I remember in one scene from this character’s POV I wrote a line that ended up tripping me up every time I re-read the paragraph while editing: it’s the morning before a big operation was about to go down, and the undercover guy (Jonnie) answered his boss’s “You scared?” with basically “Hell yeah, what the fuck else should I be?” I added a line from the narrator, something like, “Nick [the boss] repeated, ‘what the fuck else should you be’ and nodded in satisfaction, as if Jonnie had just given him the answer to the riddle of the Sphinx.” (I’m totally paraphrasing, I don’t remember the exact wording.)

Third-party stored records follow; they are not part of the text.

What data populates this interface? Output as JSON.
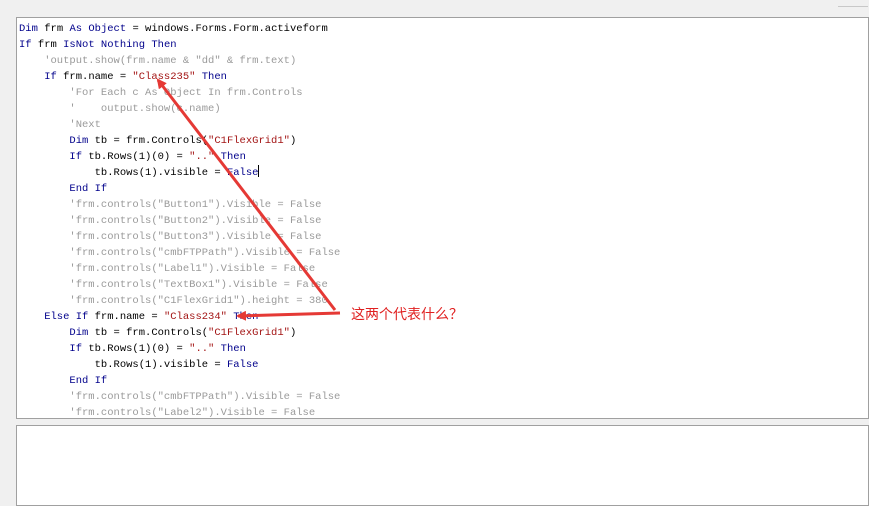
{
  "code_lines": [
    [
      {
        "c": "kw",
        "t": "Dim "
      },
      {
        "c": "tx",
        "t": "frm "
      },
      {
        "c": "kw",
        "t": "As Object"
      },
      {
        "c": "tx",
        "t": " = windows.Forms.Form.activeform"
      }
    ],
    [
      {
        "c": "kw",
        "t": "If "
      },
      {
        "c": "tx",
        "t": "frm "
      },
      {
        "c": "kw",
        "t": "IsNot Nothing Then"
      }
    ],
    [
      {
        "c": "cm",
        "t": "    'output.show(frm.name & \"dd\" & frm.text)"
      }
    ],
    [
      {
        "c": "kw",
        "t": "    If "
      },
      {
        "c": "tx",
        "t": "frm.name = "
      },
      {
        "c": "st",
        "t": "\"Class235\""
      },
      {
        "c": "kw",
        "t": " Then"
      }
    ],
    [
      {
        "c": "cm",
        "t": "        'For Each c As Object In frm.Controls"
      }
    ],
    [
      {
        "c": "cm",
        "t": "        '    output.show(c.name)"
      }
    ],
    [
      {
        "c": "cm",
        "t": "        'Next"
      }
    ],
    [
      {
        "c": "kw",
        "t": "        Dim "
      },
      {
        "c": "tx",
        "t": "tb = frm.Controls("
      },
      {
        "c": "st",
        "t": "\"C1FlexGrid1\""
      },
      {
        "c": "tx",
        "t": ")"
      }
    ],
    [
      {
        "c": "kw",
        "t": "        If "
      },
      {
        "c": "tx",
        "t": "tb.Rows(1)(0) = "
      },
      {
        "c": "st",
        "t": "\"..\""
      },
      {
        "c": "kw",
        "t": " Then"
      }
    ],
    [
      {
        "c": "tx",
        "t": "            tb.Rows(1).visible = "
      },
      {
        "c": "kw",
        "t": "False"
      },
      {
        "c": "caret",
        "t": ""
      }
    ],
    [
      {
        "c": "kw",
        "t": "        End If"
      }
    ],
    [
      {
        "c": "cm",
        "t": "        'frm.controls(\"Button1\").Visible = False"
      }
    ],
    [
      {
        "c": "cm",
        "t": "        'frm.controls(\"Button2\").Visible = False"
      }
    ],
    [
      {
        "c": "cm",
        "t": "        'frm.controls(\"Button3\").Visible = False"
      }
    ],
    [
      {
        "c": "cm",
        "t": "        'frm.controls(\"cmbFTPPath\").Visible = False"
      }
    ],
    [
      {
        "c": "cm",
        "t": "        'frm.controls(\"Label1\").Visible = False"
      }
    ],
    [
      {
        "c": "cm",
        "t": "        'frm.controls(\"TextBox1\").Visible = False"
      }
    ],
    [
      {
        "c": "cm",
        "t": "        'frm.controls(\"C1FlexGrid1\").height = 380"
      }
    ],
    [
      {
        "c": "kw",
        "t": "    Else If "
      },
      {
        "c": "tx",
        "t": "frm.name = "
      },
      {
        "c": "st",
        "t": "\"Class234\""
      },
      {
        "c": "kw",
        "t": " Then"
      }
    ],
    [
      {
        "c": "kw",
        "t": "        Dim "
      },
      {
        "c": "tx",
        "t": "tb = frm.Controls("
      },
      {
        "c": "st",
        "t": "\"C1FlexGrid1\""
      },
      {
        "c": "tx",
        "t": ")"
      }
    ],
    [
      {
        "c": "kw",
        "t": "        If "
      },
      {
        "c": "tx",
        "t": "tb.Rows(1)(0) = "
      },
      {
        "c": "st",
        "t": "\"..\""
      },
      {
        "c": "kw",
        "t": " Then"
      }
    ],
    [
      {
        "c": "tx",
        "t": "            tb.Rows(1).visible = "
      },
      {
        "c": "kw",
        "t": "False"
      }
    ],
    [
      {
        "c": "kw",
        "t": "        End If"
      }
    ],
    [
      {
        "c": "cm",
        "t": "        'frm.controls(\"cmbFTPPath\").Visible = False"
      }
    ],
    [
      {
        "c": "cm",
        "t": "        'frm.controls(\"Label2\").Visible = False"
      }
    ]
  ],
  "annotation": {
    "text": "这两个代表什么？",
    "color": "#e02020"
  },
  "colors": {
    "keyword": "#00008b",
    "string": "#a31515",
    "comment": "#9a9a9a"
  },
  "output_panel": {
    "content": ""
  }
}
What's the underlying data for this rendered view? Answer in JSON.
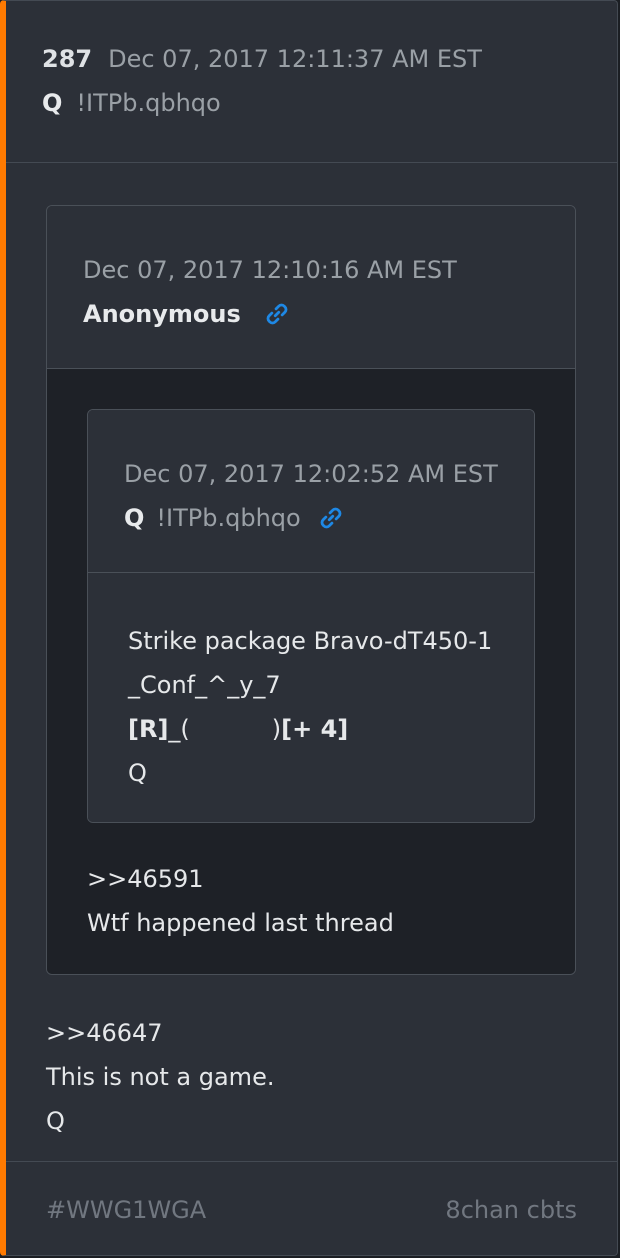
{
  "post": {
    "number": "287",
    "date": "Dec 07, 2017 12:11:37 AM EST",
    "author": "Q",
    "tripcode": "!ITPb.qbhqo"
  },
  "quote_outer": {
    "date": "Dec 07, 2017 12:10:16 AM EST",
    "author": "Anonymous",
    "link_icon": "link-icon",
    "lines": [
      ">>46591",
      "Wtf happened last thread"
    ]
  },
  "quote_inner": {
    "date": "Dec 07, 2017 12:02:52 AM EST",
    "author": "Q",
    "tripcode": "!ITPb.qbhqo",
    "link_icon": "link-icon",
    "lines": {
      "line1": "Strike package Bravo-dT450-1",
      "line2": "_Conf_^_y_7",
      "line3_a": "[R]",
      "line3_b": "_(",
      "line3_c": ")",
      "line3_d": "[+ 4]",
      "line4": "Q"
    }
  },
  "main_text": [
    ">>46647",
    "This is not a game.",
    "Q"
  ],
  "footer": {
    "hashtag": "#WWG1WGA",
    "source": "8chan cbts"
  },
  "colors": {
    "accent": "#ff7a00",
    "link": "#1e88e5",
    "card_bg": "#2c3038",
    "quote_body_bg": "#1e2127"
  }
}
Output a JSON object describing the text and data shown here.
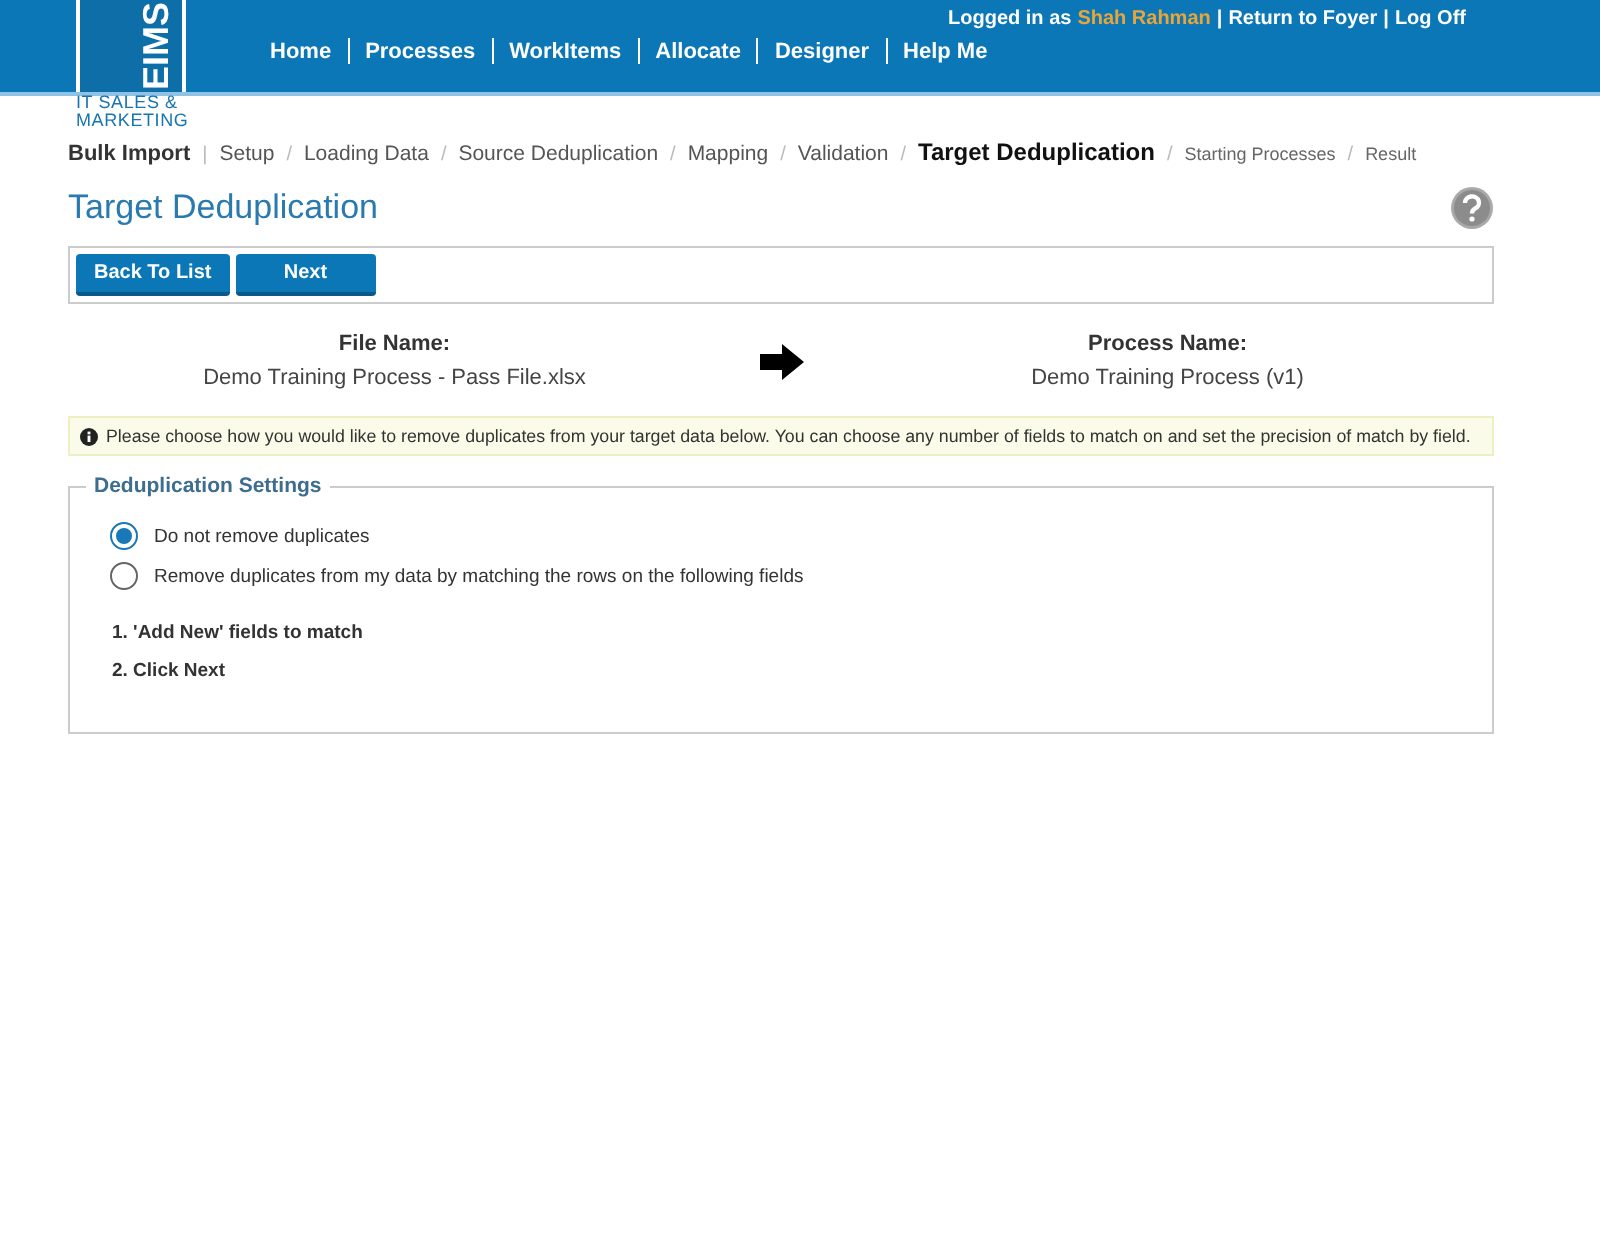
{
  "header": {
    "logo": {
      "mark": "EIMS",
      "tagline": "IT SALES & MARKETING"
    },
    "nav": [
      {
        "label": "Home"
      },
      {
        "label": "Processes"
      },
      {
        "label": "WorkItems"
      },
      {
        "label": "Allocate"
      },
      {
        "label": "Designer"
      },
      {
        "label": "Help Me"
      }
    ],
    "user_bar": {
      "prefix": "Logged in as",
      "user": "Shah Rahman",
      "links": [
        {
          "sep": "|",
          "label": "Return to Foyer"
        },
        {
          "sep": "|",
          "label": "Log Off"
        }
      ]
    }
  },
  "breadcrumbs": [
    {
      "label": "Bulk Import",
      "kind": "root"
    },
    {
      "label": "Setup",
      "sep": "|",
      "kind": "done"
    },
    {
      "label": "Loading Data",
      "sep": "/",
      "kind": "done"
    },
    {
      "label": "Source Deduplication",
      "sep": "/",
      "kind": "done"
    },
    {
      "label": "Mapping",
      "sep": "/",
      "kind": "done"
    },
    {
      "label": "Validation",
      "sep": "/",
      "kind": "done"
    },
    {
      "label": "Target Deduplication",
      "sep": "/",
      "kind": "current"
    },
    {
      "label": "Starting Processes",
      "sep": "/",
      "kind": "pending"
    },
    {
      "label": "Result",
      "sep": "/",
      "kind": "pending"
    }
  ],
  "page_title": "Target Deduplication",
  "toolbar": [
    "Back To List",
    "Next"
  ],
  "mapping": {
    "file_label": "File Name:",
    "file_value": "Demo Training Process - Pass File.xlsx",
    "process_label": "Process Name:",
    "process_value": "Demo Training Process (v1)"
  },
  "info": "Please choose how you would like to remove duplicates from your target data below. You can choose any number of fields to match on and set the precision of match by field.",
  "settings": {
    "legend": "Deduplication Settings",
    "options": [
      {
        "label": "Do not remove duplicates",
        "selected": true
      },
      {
        "label": "Remove duplicates from my data by matching the rows on the following fields",
        "selected": false
      }
    ],
    "steps": [
      "1. 'Add New' fields to match",
      "2. Click Next"
    ]
  }
}
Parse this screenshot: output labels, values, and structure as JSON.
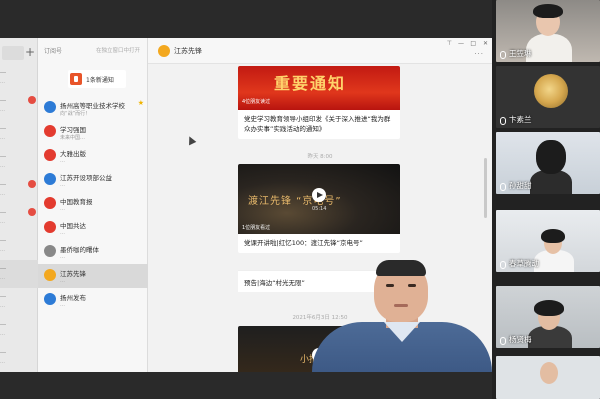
{
  "chat_list": {
    "rows": [
      {
        "title": "…",
        "snippet": "…"
      },
      {
        "title": "…",
        "snippet": "…"
      },
      {
        "title": "…",
        "snippet": "…"
      },
      {
        "title": "…",
        "snippet": "…"
      },
      {
        "title": "…",
        "snippet": "…"
      },
      {
        "title": "…",
        "snippet": "…"
      },
      {
        "title": "…",
        "snippet": "…"
      },
      {
        "title": "…",
        "snippet": "…"
      },
      {
        "title": "…",
        "snippet": "…"
      },
      {
        "title": "…",
        "snippet": "…"
      },
      {
        "title": "…",
        "snippet": "…"
      }
    ]
  },
  "subscriptions": {
    "header_title": "订阅号",
    "header_hint": "在独立窗口中打开",
    "notice": "1条新通知",
    "items": [
      {
        "name": "扬州高等职业技术学校",
        "snippet": "向“战”而行！",
        "color": "#2d7bd6",
        "starred": true
      },
      {
        "name": "学习强国",
        "snippet": "未来中国…",
        "color": "#e33b2f"
      },
      {
        "name": "大雅出版",
        "snippet": "…",
        "color": "#e33b2f"
      },
      {
        "name": "江苏开设项部公益",
        "snippet": "…",
        "color": "#2d7bd6"
      },
      {
        "name": "中国教育报",
        "snippet": "…",
        "color": "#e33b2f"
      },
      {
        "name": "中国共达",
        "snippet": "…",
        "color": "#e33b2f"
      },
      {
        "name": "墨侨咖的曙体",
        "snippet": "…",
        "color": "#888888"
      },
      {
        "name": "江苏先锋",
        "snippet": "…",
        "color": "#f3a81f",
        "selected": true
      },
      {
        "name": "扬州发布",
        "snippet": "…",
        "color": "#2d7bd6"
      }
    ]
  },
  "article": {
    "account_name": "江苏先锋",
    "card1": {
      "banner_text": "重要通知",
      "banner_caption": "4位朋友读过",
      "desc": "党史学习教育领导小组印发《关于深入推进“我为群众办实事”实践活动的通知》"
    },
    "stamp1": "昨天 8:00",
    "card2": {
      "banner_text": "渡江先锋 “京电号”",
      "duration": "05:14",
      "views": "1位朋友看过",
      "desc": "党课开讲啦|红忆100：渡江先锋“京电号”"
    },
    "sub_item": "预告|海边“村光无限”",
    "stamp2": "2021年6月3日 12:50",
    "card3": {
      "banner_text": "小推先锋"
    }
  },
  "participants": [
    {
      "name": "王笠琳"
    },
    {
      "name": "卞素兰"
    },
    {
      "name": "孙甜甜"
    },
    {
      "name": "春草腾动"
    },
    {
      "name": "杨贤梅"
    }
  ]
}
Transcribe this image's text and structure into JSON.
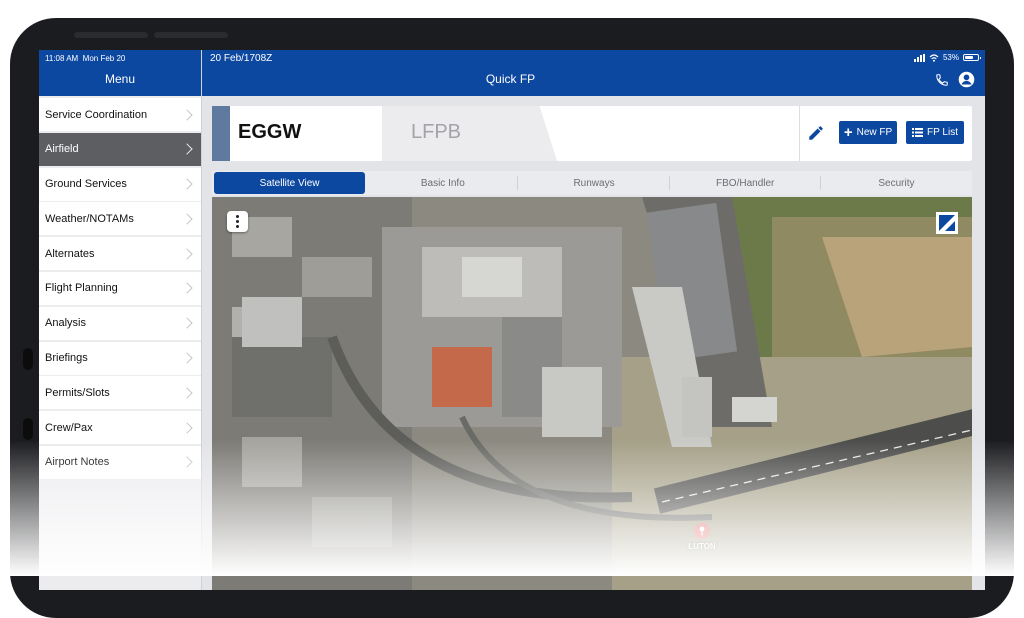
{
  "status_bar": {
    "time": "11:08 AM",
    "date": "Mon Feb 20",
    "battery": "53%"
  },
  "menu": {
    "title": "Menu",
    "items": [
      {
        "label": "Service Coordination",
        "active": false
      },
      {
        "label": "Airfield",
        "active": true
      },
      {
        "label": "Ground Services",
        "active": false
      },
      {
        "label": "Weather/NOTAMs",
        "active": false
      },
      {
        "label": "Alternates",
        "active": false
      },
      {
        "label": "Flight Planning",
        "active": false
      },
      {
        "label": "Analysis",
        "active": false
      },
      {
        "label": "Briefings",
        "active": false
      },
      {
        "label": "Permits/Slots",
        "active": false
      },
      {
        "label": "Crew/Pax",
        "active": false
      },
      {
        "label": "Airport Notes",
        "active": false
      }
    ]
  },
  "header": {
    "datetime": "20 Feb/1708Z",
    "title": "Quick FP",
    "icons": [
      "phone-icon",
      "user-icon"
    ]
  },
  "route": {
    "from": "EGGW",
    "to": "LFPB"
  },
  "actions": {
    "edit_icon": "pencil-icon",
    "new_fp": "New FP",
    "fp_list": "FP List"
  },
  "tabs": [
    {
      "label": "Satellite View",
      "active": true
    },
    {
      "label": "Basic Info",
      "active": false
    },
    {
      "label": "Runways",
      "active": false
    },
    {
      "label": "FBO/Handler",
      "active": false
    },
    {
      "label": "Security",
      "active": false
    }
  ],
  "map": {
    "marker_label": "LUTON",
    "menu_icon": "more-vertical-icon",
    "logo_icon": "map-logo-icon"
  },
  "colors": {
    "primary": "#0d48a0",
    "active_menu": "#5c5e62",
    "stripe": "#5f7a9e"
  }
}
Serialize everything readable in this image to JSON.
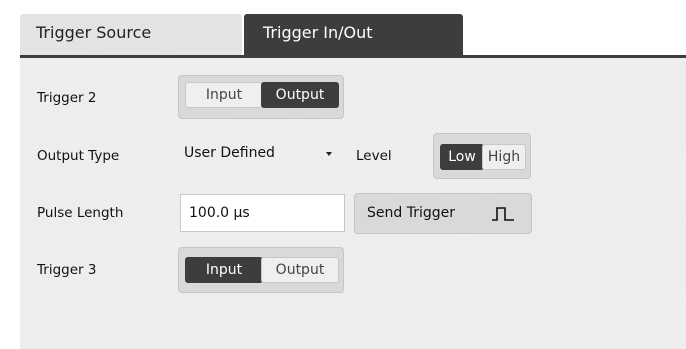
{
  "tabs": [
    {
      "label": "Trigger Source",
      "active": false
    },
    {
      "label": "Trigger In/Out",
      "active": true
    }
  ],
  "trigger2": {
    "label": "Trigger 2",
    "options": [
      "Input",
      "Output"
    ],
    "selected": "Output"
  },
  "output_type": {
    "label": "Output Type",
    "value": "User Defined"
  },
  "level": {
    "label": "Level",
    "options": [
      "Low",
      "High"
    ],
    "selected": "Low"
  },
  "pulse_length": {
    "label": "Pulse Length",
    "value": "100.0 µs"
  },
  "send_trigger": {
    "label": "Send Trigger",
    "icon": "pulse-icon"
  },
  "trigger3": {
    "label": "Trigger 3",
    "options": [
      "Input",
      "Output"
    ],
    "selected": "Input"
  },
  "colors": {
    "active": "#3d3d3d",
    "panel": "#f0f0f0",
    "button": "#d9d9d9"
  }
}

Anyway when I was editing that scene, I kept stumbling on that line. I knew it was wrong. I knew there was no way Jonnie would know who the hell the Sphinx was–or if he’s maybe heard of the Sphinx in Egypt, he still wouldn’t have heard of the riddle. I didn’t want to lose the line, because as I said, it conveyed precisely the feeling that Nick was giving off. But at last I had to suck it up and removed the reference. I can indulge that kind of thing when writing other scenes for other characters, because some of them are better educated and/or just think more along the lines of similes or metaphors, or know literary/historical references. With this storyline and this set of characters, the line just stuck out like a sore thumb to me. When using a less narrow POV (such as in my novels), I can get away with letting my own voice seep through like that; here, it just betrayed the ‘fourth wall’ so to speak. Even if none of my readers would have noticed (and I think they would’ve), I knew it had to go.
So even though I use a narrator and my readers know I loves me some analogies, word play, and almost cinematic descriptions when I have my druthers, I try not to betray the feel of each scene or the characters who inhabit it. At least for this serial. For my novels, I tend to pull the camera slightly back and let my own voice be heard in the narrative.